The signaling pathway of the epidermal growth factor receptor (EGFR) is commonly activated in HNSCC and represents a target for therapy. Among the different anti-EGFR agents, such as tyrosine kinase inhibitors and monoclonal antibodies (mAbs), the reversible inhibitor Cetuximab is the only approved for HNSCC treatment. However, treatment with these reversible tyrosine kinase inhibitors produces objective responses in only a small subset of patients. Despite an initial positive response, these patients often develop or acquire secondary resistance to the inhibitors, leading to relapse after several months. Thus, the resistance to anti-EGFR reversible inhibitors has emerged as an important clinical problem, making irreversible inhibitors studies essential for HNSCC tumors, such as clinical trials with Afatinib and Allitinib. The aim of this study is to evaluate sensitivity and resistance to anti-EGFR targeted drugs in a panel of HNSCC cell lines (HPV positive and negative), and correlate this profile with genetic alterations.
Five HNSCC HPV(+) cell lines and five HNSCC HPV(-) cell lines were used to test the treatment efficacy of Cetuximab, Afatinib and Allitinib by cell viability assays (MTS). Cells were seeded in 96 wells plates, exposed to increasing doses of each anti-EGFR inhibitors (0 - 2.5 µM) for 72 hours. For the mutation analysis, a panel of primers covering the entire coding extension of TP53, NOTCH1, P16, PTEN, PIK3CA, FBXW7, HRAS, TP63, CASP8, FAT1, MLL2, RB1, IRF6, NSD1 and EZH2 genes has been customized using AmpliSeq Custom Panel (Life Technologies). The mutational profile of these tumor-related genes was assessed by next-generation sequencing using the Ion Torrent PGM platform.

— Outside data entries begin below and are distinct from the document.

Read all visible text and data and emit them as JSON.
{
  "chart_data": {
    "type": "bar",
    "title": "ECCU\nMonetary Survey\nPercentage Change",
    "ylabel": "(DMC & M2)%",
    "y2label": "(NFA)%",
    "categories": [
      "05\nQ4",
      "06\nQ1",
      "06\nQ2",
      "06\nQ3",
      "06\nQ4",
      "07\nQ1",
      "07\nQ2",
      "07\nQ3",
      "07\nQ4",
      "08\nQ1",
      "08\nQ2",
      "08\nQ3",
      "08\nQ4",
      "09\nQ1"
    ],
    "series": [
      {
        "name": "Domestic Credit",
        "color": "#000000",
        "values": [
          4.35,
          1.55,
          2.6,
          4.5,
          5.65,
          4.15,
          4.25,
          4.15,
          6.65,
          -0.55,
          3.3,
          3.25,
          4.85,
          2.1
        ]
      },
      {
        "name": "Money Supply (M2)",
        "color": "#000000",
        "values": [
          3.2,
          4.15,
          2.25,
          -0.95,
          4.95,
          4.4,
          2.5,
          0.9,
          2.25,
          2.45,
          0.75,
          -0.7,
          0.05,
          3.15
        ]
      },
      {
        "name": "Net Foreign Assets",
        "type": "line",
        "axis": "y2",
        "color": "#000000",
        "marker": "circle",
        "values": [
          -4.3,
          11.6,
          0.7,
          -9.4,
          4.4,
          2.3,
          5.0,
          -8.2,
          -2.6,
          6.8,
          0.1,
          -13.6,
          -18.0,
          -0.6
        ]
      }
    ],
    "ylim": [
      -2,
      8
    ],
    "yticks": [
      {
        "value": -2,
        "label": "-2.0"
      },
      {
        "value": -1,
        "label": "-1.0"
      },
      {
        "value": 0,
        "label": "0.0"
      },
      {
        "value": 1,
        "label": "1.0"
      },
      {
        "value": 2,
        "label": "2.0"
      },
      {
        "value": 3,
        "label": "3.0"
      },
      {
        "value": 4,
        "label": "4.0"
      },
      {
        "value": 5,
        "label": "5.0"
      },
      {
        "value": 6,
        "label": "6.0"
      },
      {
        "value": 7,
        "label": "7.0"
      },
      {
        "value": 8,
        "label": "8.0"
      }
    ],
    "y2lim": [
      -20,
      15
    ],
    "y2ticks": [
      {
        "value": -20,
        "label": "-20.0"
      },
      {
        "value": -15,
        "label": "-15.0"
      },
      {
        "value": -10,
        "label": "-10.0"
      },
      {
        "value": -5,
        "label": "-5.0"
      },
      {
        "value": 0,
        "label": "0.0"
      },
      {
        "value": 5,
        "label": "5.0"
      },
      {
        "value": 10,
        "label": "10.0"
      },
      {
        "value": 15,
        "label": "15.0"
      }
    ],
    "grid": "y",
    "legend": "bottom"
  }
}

The results showed that only ten genes (TP53, NOTCH1, PTEN, HRAS, TP63, CASP8, FAT1, MLL2, RB1 and IRF6) had at least one cell line mutated. Several combinations were performed as a panel, where a positive panel was defined as at least three genes being mutated in the sample, and the result was that 80% of HPV negative cell lines were positive for the panel. Regarding to response profile, all TP53 wild type cell lines were Afatinib sensitive (p=0.033).
The “mutational positive” panel related to HPV negative cell lines corroborate with the literature, where HPV negative tumors are more likely to have these genes mutated than HPV positive tumors. Moreover, TP53 mutational status in HNSCC cell lines may predict Afatinib response, showing its feasibility as a potential biomarker in clinical setting.